Dados da segunda parte do quinto relatório do Painel Intergovernamental sobre Mudanças Climáticas da ONU (IPCC, na sigla em inglês), divulgada neste domingo (30), revelam que o aumento da temperatura média global pode reduzir as áreas destinadas ao cultivo do grão, especialmente o da variação arábica, que responde por 70% da demanda global.
O impacto seria maior em países como o Brasil, maior produtor e exportador mundial de café. Hoje, uma a cada três xícaras de café consumidas no mundo é produzida em solo brasileiro.
Outros alimentos, como cacau e chá, também poderiam ser severamente afetados pela onda de calor.
Baseado em uma compilação de estudos já publicados sobre o efeito do aquecimento global na produção de café, o relatório, divulgado em Yokohama, no Japão, aponta que a combinação de altas temperaturas e escassez de recursos hídricos diminuiria consideravelmente o cultivo do grão nos principais Estados produtores no Brasil, como Minas Gerais e São Paulo.
Nesses Estados, diz o IPCC, um aumento de 3ºC na temperatura global reduziria o potencial de cultivo das áreas destinadas ao plantio de café de 70-75% para 20-25%, enquanto que a produção em Goiás seria eliminada.
Em São Paulo, que responde por 10% do total de café colhido no Brasil, o aquecimento global reduziria a produção em 60%, causando perdas equivalentes a US$ 300 milhões (R$ 680 milhões).
"Essa tendência já vem sendo observada nos últimos anos. Entre 1998 e 2008, somente o Estado de São Paulo perdeu 35% de área cultivada com café arábica, a maioria substituídas por seringueira e cana-de-açúcar, que são plantas mais tolerantes ao calor e às estiagens mais longas. Nessas áreas, as temperaturas médias subiram mais de 1,5ºC, afetando diretamente o florescimento (dessas plantas)", afirmou à BBC Brasil Hilton Silveira Pinto, professor da Unicamp e um dos autores do estudo citado no relatório do IPCC.

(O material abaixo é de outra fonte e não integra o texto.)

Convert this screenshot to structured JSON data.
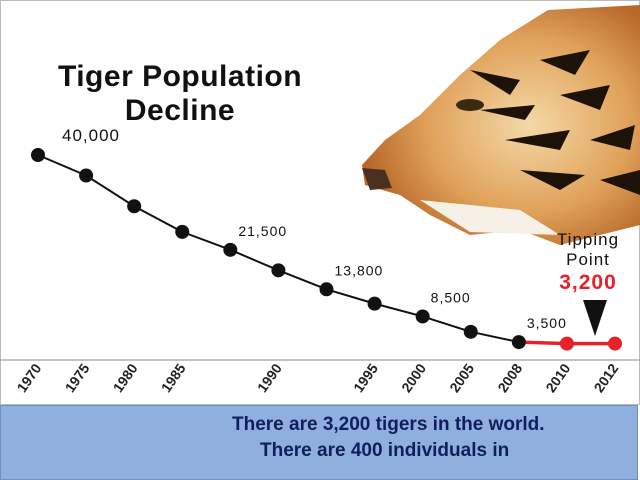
{
  "chart_data": {
    "type": "line",
    "title": "Tiger Population Decline",
    "categories": [
      "1970",
      "1975",
      "1980",
      "1985",
      null,
      "1990",
      null,
      "1995",
      "2000",
      "2005",
      "2008",
      "2010",
      "2012"
    ],
    "values": [
      40000,
      36000,
      30000,
      25000,
      21500,
      17500,
      13800,
      11000,
      8500,
      5500,
      3500,
      3200,
      3200
    ],
    "value_labels": [
      "40,000",
      null,
      null,
      null,
      "21,500",
      null,
      "13,800",
      null,
      "8,500",
      null,
      "3,500",
      null,
      "3,200"
    ],
    "point_colors": [
      "#111111",
      "#111111",
      "#111111",
      "#111111",
      "#111111",
      "#111111",
      "#111111",
      "#111111",
      "#111111",
      "#111111",
      "#111111",
      "#e8202a",
      "#e8202a"
    ],
    "ylim": [
      0,
      40000
    ],
    "grid": false,
    "annotation": "Tipping Point"
  },
  "text_box": {
    "paragraphs": [
      "There are 3,200 tigers in the world.",
      "There are 400 individuals in"
    ]
  }
}
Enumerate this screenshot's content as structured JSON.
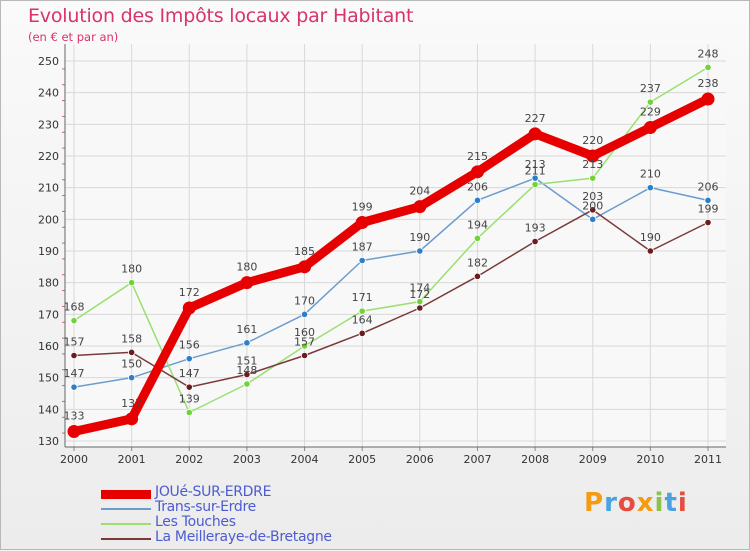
{
  "header": {
    "title": "Evolution des Impôts locaux par Habitant",
    "subtitle": "(en € et par an)"
  },
  "brand": {
    "name": "Proxiti",
    "letter_colors": [
      "#f39c12",
      "#4aa3df",
      "#e74c3c",
      "#f39c12",
      "#8bc34a",
      "#4aa3df",
      "#e74c3c"
    ]
  },
  "chart_data": {
    "type": "line",
    "title": "Evolution des Impôts locaux par Habitant",
    "subtitle": "(en € et par an)",
    "xlabel": "",
    "ylabel": "",
    "ylim": [
      130,
      250
    ],
    "yticks": [
      130,
      140,
      150,
      160,
      170,
      180,
      190,
      200,
      210,
      220,
      230,
      240,
      250
    ],
    "grid": true,
    "legend_position": "bottom-left",
    "categories": [
      "2000",
      "2001",
      "2002",
      "2003",
      "2004",
      "2005",
      "2006",
      "2007",
      "2008",
      "2009",
      "2010",
      "2011"
    ],
    "series": [
      {
        "name": "JOUé-SUR-ERDRE",
        "color": "#e60000",
        "bold": true,
        "values": [
          133,
          137,
          172,
          180,
          185,
          199,
          204,
          215,
          227,
          220,
          229,
          238
        ],
        "labels": [
          "133",
          "137",
          "172",
          "180",
          "185",
          "199",
          "204",
          "215",
          "227",
          "220",
          "229",
          "238"
        ]
      },
      {
        "name": "Trans-sur-Erdre",
        "color": "#6b9ccd",
        "point_color": "#2e7fc9",
        "bold": false,
        "values": [
          147,
          150,
          156,
          161,
          170,
          187,
          190,
          206,
          213,
          200,
          210,
          206
        ],
        "labels": [
          "147",
          "150",
          "156",
          "161",
          "170",
          "187",
          "190",
          "206",
          "213",
          "200",
          "210",
          "206"
        ]
      },
      {
        "name": "Les Touches",
        "color": "#99e070",
        "point_color": "#72d23a",
        "bold": false,
        "values": [
          168,
          180,
          139,
          148,
          160,
          171,
          174,
          194,
          211,
          213,
          237,
          248
        ],
        "labels": [
          "168",
          "180",
          "139",
          "148",
          "160",
          "171",
          "174",
          "194",
          "211",
          "213",
          "237",
          "248"
        ]
      },
      {
        "name": "La Meilleraye-de-Bretagne",
        "color": "#7a3a3a",
        "point_color": "#6b1d1d",
        "bold": false,
        "values": [
          157,
          158,
          147,
          151,
          157,
          164,
          172,
          182,
          193,
          203,
          190,
          199
        ],
        "labels": [
          "157",
          "158",
          "147",
          "151",
          "157",
          "164",
          "172",
          "182",
          "193",
          "203",
          "190",
          "199"
        ]
      }
    ]
  }
}
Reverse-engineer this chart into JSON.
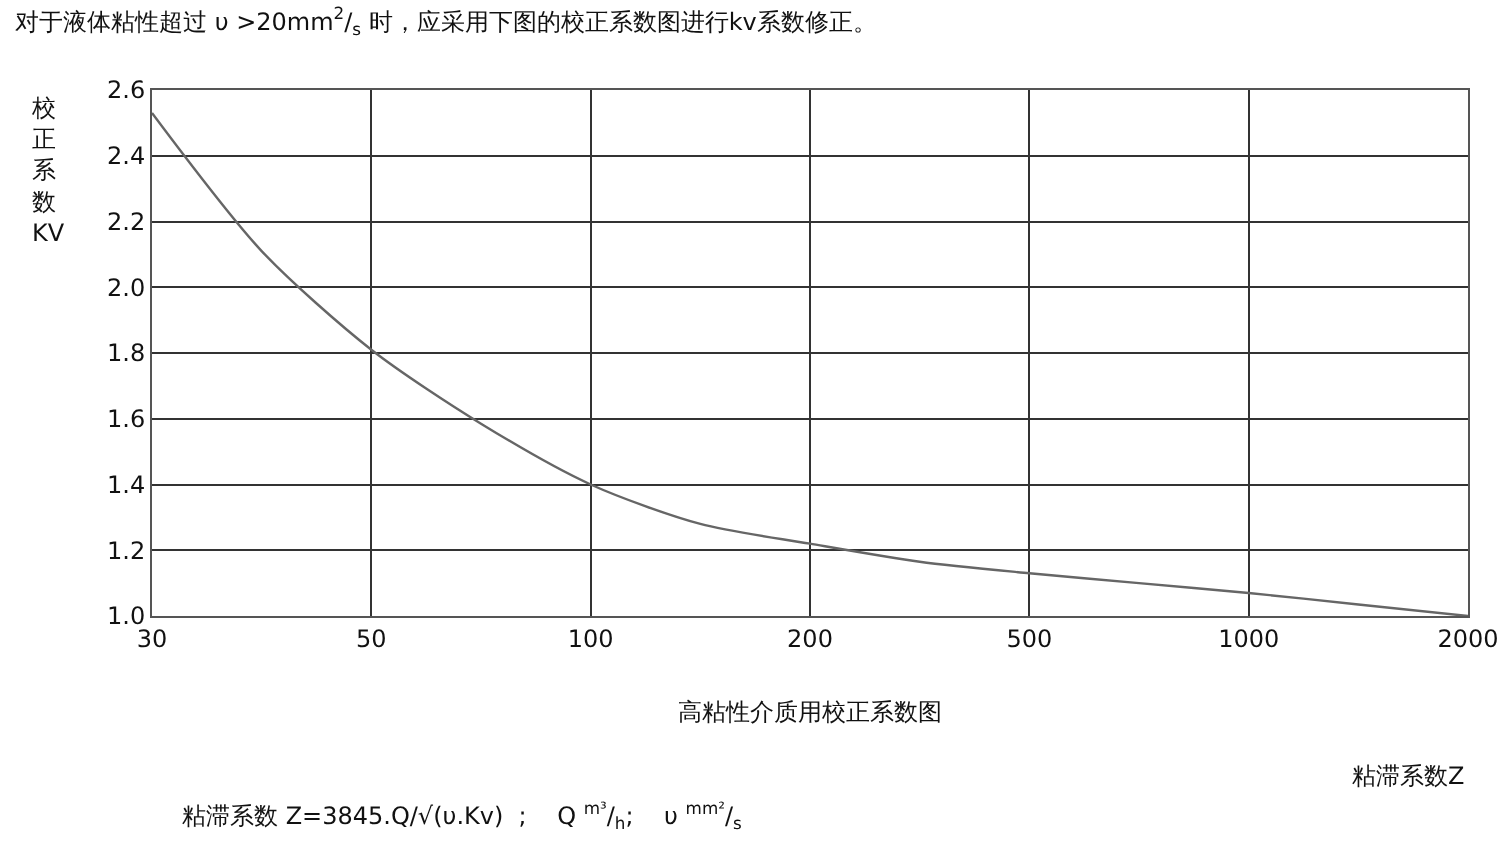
{
  "chart_data": {
    "type": "line",
    "title": "对于液体粘性超过 υ >20mm$^{2}$/$_{s}$ 时，应采用下图的校正系数图进行kv系数修正。",
    "subtitle": "高粘性介质用校正系数图",
    "xlabel": "粘滞系数Z",
    "ylabel": "校正系数KV",
    "categories": [
      "30",
      null,
      "50",
      null,
      "100",
      null,
      "200",
      null,
      "500",
      null,
      "1000",
      null,
      "2000"
    ],
    "series": [
      {
        "color": "#666666",
        "values": [
          2.53,
          2.11,
          1.81,
          1.585,
          1.4,
          1.28,
          1.22,
          1.165,
          1.13,
          1.1,
          1.07,
          1.035,
          1.0
        ]
      }
    ],
    "ylim": [
      1.0,
      2.6
    ],
    "yticks": [
      {
        "value": 1,
        "label": "1.0"
      },
      1.2,
      1.4,
      1.6,
      1.8,
      {
        "value": 2,
        "label": "2.0"
      },
      2.2,
      2.4,
      2.6
    ],
    "grid": true,
    "marker": "none",
    "line_style": "solid",
    "annotations": [
      "粘滞系数 Z=3845.Q/√(υ.Kv)  ;    Q $^{m³}$/$_{h}$;    υ $^{mm²}$/$_{s}$"
    ]
  }
}
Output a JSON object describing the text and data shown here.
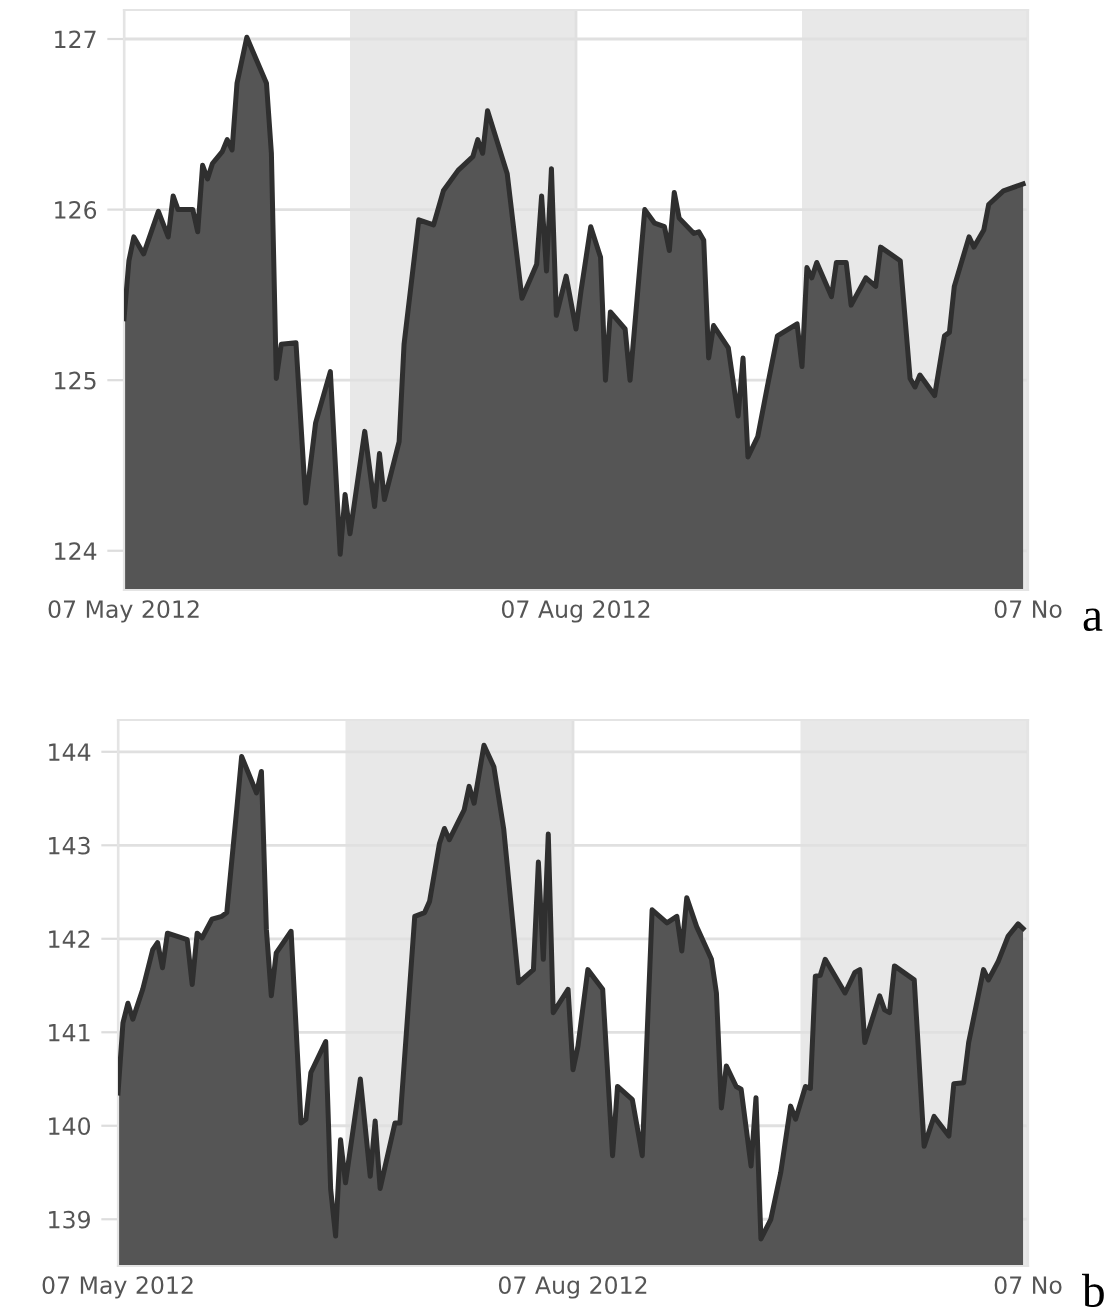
{
  "chart_data": [
    {
      "type": "area",
      "xlim": [
        "2012-05-07",
        "2012-11-07"
      ],
      "xticks": [
        {
          "value": "2012-05-07",
          "label": "07 May 2012"
        },
        {
          "value": "2012-08-07",
          "label": "07 Aug 2012"
        },
        {
          "value": "2012-11-07",
          "label": "07 No"
        }
      ],
      "ylim": [
        123.77,
        127.17
      ],
      "yticks": [
        124,
        125,
        126,
        127
      ],
      "grid": true,
      "bands": [
        {
          "axis": "x",
          "from": "2012-06-22",
          "to": "2012-08-07",
          "color": "#e8e8e8"
        },
        {
          "axis": "x",
          "from": "2012-09-22",
          "to": "2012-11-07",
          "color": "#e8e8e8"
        }
      ],
      "x": [
        "2012-05-07",
        "2012-05-08",
        "2012-05-09",
        "2012-05-11",
        "2012-05-14",
        "2012-05-16",
        "2012-05-17",
        "2012-05-18",
        "2012-05-21",
        "2012-05-22",
        "2012-05-23",
        "2012-05-24",
        "2012-05-25",
        "2012-05-27",
        "2012-05-28",
        "2012-05-29",
        "2012-05-30",
        "2012-06-01",
        "2012-06-05",
        "2012-06-06",
        "2012-06-07",
        "2012-06-08",
        "2012-06-11",
        "2012-06-13",
        "2012-06-15",
        "2012-06-18",
        "2012-06-20",
        "2012-06-21",
        "2012-06-22",
        "2012-06-25",
        "2012-06-27",
        "2012-06-28",
        "2012-06-29",
        "2012-07-02",
        "2012-07-03",
        "2012-07-06",
        "2012-07-09",
        "2012-07-11",
        "2012-07-14",
        "2012-07-17",
        "2012-07-18",
        "2012-07-19",
        "2012-07-20",
        "2012-07-24",
        "2012-07-27",
        "2012-07-30",
        "2012-07-31",
        "2012-08-01",
        "2012-08-02",
        "2012-08-03",
        "2012-08-05",
        "2012-08-07",
        "2012-08-08",
        "2012-08-10",
        "2012-08-12",
        "2012-08-13",
        "2012-08-14",
        "2012-08-17",
        "2012-08-18",
        "2012-08-21",
        "2012-08-23",
        "2012-08-25",
        "2012-08-26",
        "2012-08-27",
        "2012-08-28",
        "2012-08-31",
        "2012-09-01",
        "2012-09-02",
        "2012-09-03",
        "2012-09-04",
        "2012-09-07",
        "2012-09-09",
        "2012-09-10",
        "2012-09-11",
        "2012-09-13",
        "2012-09-15",
        "2012-09-17",
        "2012-09-21",
        "2012-09-22",
        "2012-09-23",
        "2012-09-24",
        "2012-09-25",
        "2012-09-28",
        "2012-09-29",
        "2012-10-01",
        "2012-10-02",
        "2012-10-05",
        "2012-10-07",
        "2012-10-08",
        "2012-10-12",
        "2012-10-14",
        "2012-10-15",
        "2012-10-16",
        "2012-10-19",
        "2012-10-21",
        "2012-10-22",
        "2012-10-23",
        "2012-10-26",
        "2012-10-27",
        "2012-10-29",
        "2012-10-30",
        "2012-11-02",
        "2012-11-06"
      ],
      "series": [
        {
          "color": "#555555",
          "values": [
            125.36,
            125.7,
            125.84,
            125.74,
            125.99,
            125.84,
            126.08,
            126.0,
            126.0,
            125.87,
            126.26,
            126.18,
            126.27,
            126.34,
            126.41,
            126.35,
            126.74,
            127.01,
            126.74,
            126.33,
            125.01,
            125.21,
            125.22,
            124.28,
            124.75,
            125.05,
            123.98,
            124.33,
            124.1,
            124.7,
            124.26,
            124.57,
            124.3,
            124.64,
            125.21,
            125.94,
            125.91,
            126.11,
            126.23,
            126.31,
            126.41,
            126.33,
            126.58,
            126.21,
            125.48,
            125.68,
            126.08,
            125.64,
            126.24,
            125.38,
            125.61,
            125.3,
            125.52,
            125.9,
            125.72,
            125.0,
            125.4,
            125.3,
            125.0,
            126.0,
            125.92,
            125.9,
            125.76,
            126.1,
            125.95,
            125.86,
            125.87,
            125.82,
            125.13,
            125.32,
            125.19,
            124.79,
            125.13,
            124.55,
            124.67,
            124.97,
            125.26,
            125.33,
            125.08,
            125.66,
            125.6,
            125.69,
            125.49,
            125.69,
            125.69,
            125.44,
            125.6,
            125.55,
            125.78,
            125.7,
            125.01,
            124.96,
            125.03,
            124.91,
            125.26,
            125.28,
            125.55,
            125.84,
            125.78,
            125.88,
            126.03,
            126.11,
            126.15
          ]
        }
      ],
      "annotations": [
        "a"
      ]
    },
    {
      "type": "area",
      "xlim": [
        "2012-05-07",
        "2012-11-07"
      ],
      "xticks": [
        {
          "value": "2012-05-07",
          "label": "07 May 2012"
        },
        {
          "value": "2012-08-07",
          "label": "07 Aug 2012"
        },
        {
          "value": "2012-11-07",
          "label": "07 No"
        }
      ],
      "ylim": [
        138.5,
        144.34
      ],
      "yticks": [
        139,
        140,
        141,
        142,
        143,
        144
      ],
      "grid": true,
      "bands": [
        {
          "axis": "x",
          "from": "2012-06-22",
          "to": "2012-08-07",
          "color": "#e8e8e8"
        },
        {
          "axis": "x",
          "from": "2012-09-22",
          "to": "2012-11-07",
          "color": "#e8e8e8"
        }
      ],
      "x": [
        "2012-05-07",
        "2012-05-08",
        "2012-05-09",
        "2012-05-10",
        "2012-05-12",
        "2012-05-14",
        "2012-05-15",
        "2012-05-16",
        "2012-05-17",
        "2012-05-21",
        "2012-05-22",
        "2012-05-23",
        "2012-05-24",
        "2012-05-25",
        "2012-05-26",
        "2012-05-28",
        "2012-05-29",
        "2012-05-31",
        "2012-06-01",
        "2012-06-04",
        "2012-06-05",
        "2012-06-06",
        "2012-06-07",
        "2012-06-08",
        "2012-06-11",
        "2012-06-13",
        "2012-06-14",
        "2012-06-15",
        "2012-06-18",
        "2012-06-19",
        "2012-06-20",
        "2012-06-21",
        "2012-06-22",
        "2012-06-25",
        "2012-06-27",
        "2012-06-28",
        "2012-06-29",
        "2012-07-02",
        "2012-07-03",
        "2012-07-06",
        "2012-07-08",
        "2012-07-09",
        "2012-07-11",
        "2012-07-12",
        "2012-07-13",
        "2012-07-16",
        "2012-07-17",
        "2012-07-18",
        "2012-07-20",
        "2012-07-22",
        "2012-07-24",
        "2012-07-27",
        "2012-07-30",
        "2012-07-31",
        "2012-08-01",
        "2012-08-02",
        "2012-08-03",
        "2012-08-06",
        "2012-08-07",
        "2012-08-08",
        "2012-08-10",
        "2012-08-13",
        "2012-08-15",
        "2012-08-16",
        "2012-08-19",
        "2012-08-21",
        "2012-08-23",
        "2012-08-26",
        "2012-08-28",
        "2012-08-29",
        "2012-08-30",
        "2012-09-01",
        "2012-09-04",
        "2012-09-05",
        "2012-09-06",
        "2012-09-07",
        "2012-09-09",
        "2012-09-10",
        "2012-09-12",
        "2012-09-13",
        "2012-09-14",
        "2012-09-16",
        "2012-09-18",
        "2012-09-20",
        "2012-09-21",
        "2012-09-23",
        "2012-09-24",
        "2012-09-25",
        "2012-09-26",
        "2012-09-27",
        "2012-10-01",
        "2012-10-03",
        "2012-10-04",
        "2012-10-05",
        "2012-10-08",
        "2012-10-09",
        "2012-10-10",
        "2012-10-11",
        "2012-10-15",
        "2012-10-17",
        "2012-10-19",
        "2012-10-22",
        "2012-10-23",
        "2012-10-25",
        "2012-10-26",
        "2012-10-29",
        "2012-10-30",
        "2012-11-01",
        "2012-11-03",
        "2012-11-05",
        "2012-11-06"
      ],
      "series": [
        {
          "color": "#555555",
          "values": [
            140.35,
            141.1,
            141.31,
            141.14,
            141.46,
            141.88,
            141.96,
            141.69,
            142.06,
            141.99,
            141.51,
            142.06,
            142.01,
            142.11,
            142.21,
            142.24,
            142.28,
            143.38,
            143.95,
            143.56,
            143.79,
            142.1,
            141.39,
            141.85,
            142.08,
            140.03,
            140.07,
            140.57,
            140.9,
            139.32,
            138.82,
            139.85,
            139.39,
            140.5,
            139.46,
            140.05,
            139.33,
            140.03,
            140.03,
            142.24,
            142.28,
            142.4,
            143.02,
            143.18,
            143.06,
            143.38,
            143.63,
            143.45,
            144.07,
            143.84,
            143.17,
            141.53,
            141.67,
            142.82,
            141.78,
            143.12,
            141.21,
            141.46,
            140.6,
            140.85,
            141.67,
            141.46,
            139.68,
            140.42,
            140.28,
            139.68,
            142.31,
            142.17,
            142.24,
            141.87,
            142.44,
            142.13,
            141.78,
            141.42,
            140.19,
            140.64,
            140.42,
            140.39,
            139.57,
            140.3,
            138.79,
            139.0,
            139.5,
            140.21,
            140.07,
            140.42,
            140.4,
            141.6,
            141.61,
            141.78,
            141.42,
            141.64,
            141.67,
            140.89,
            141.39,
            141.24,
            141.21,
            141.71,
            141.56,
            139.78,
            140.1,
            139.89,
            140.45,
            140.46,
            140.89,
            141.67,
            141.56,
            141.76,
            142.03,
            142.16,
            142.11
          ]
        }
      ],
      "annotations": [
        "b"
      ]
    }
  ]
}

"'Por outro lado, poderá haver um incremento de produção em regiões hoje mais frias, como Paraná, Santa Catarina e do Rio Grande do Sul, mas esse acréscimo não será capaz de compensar as perdas gerais da cultura", acrescentou ele.
Por causa das altas temperaturas, a colheita do café também teve de ser antecipada neste ano entre 15 a 25 dias (Foto: Reuters/BBC)Por causa das altas temperaturas, a colheita do café
também teve de ser antecipada neste ano entre 15 a
25 dias (Foto: Reuters/BBC)
Cálculos matemáticos
A partir de simulações matemáticas, Silveira Pinto, da Unicamp, e Eduardo Assad, da Empraba, fizeram uma estimativa futura sobre a redução da área destinada ao cultivo do café em dois cenários: um otimista (B2), segundo o qual a temperatura global deve crescer entre 1,4°C e 3,8ºC até 2100, e outro pessimista (A1), que prevê uma onda de calor entre entre 2°C e 5,4ºC no mesmo período.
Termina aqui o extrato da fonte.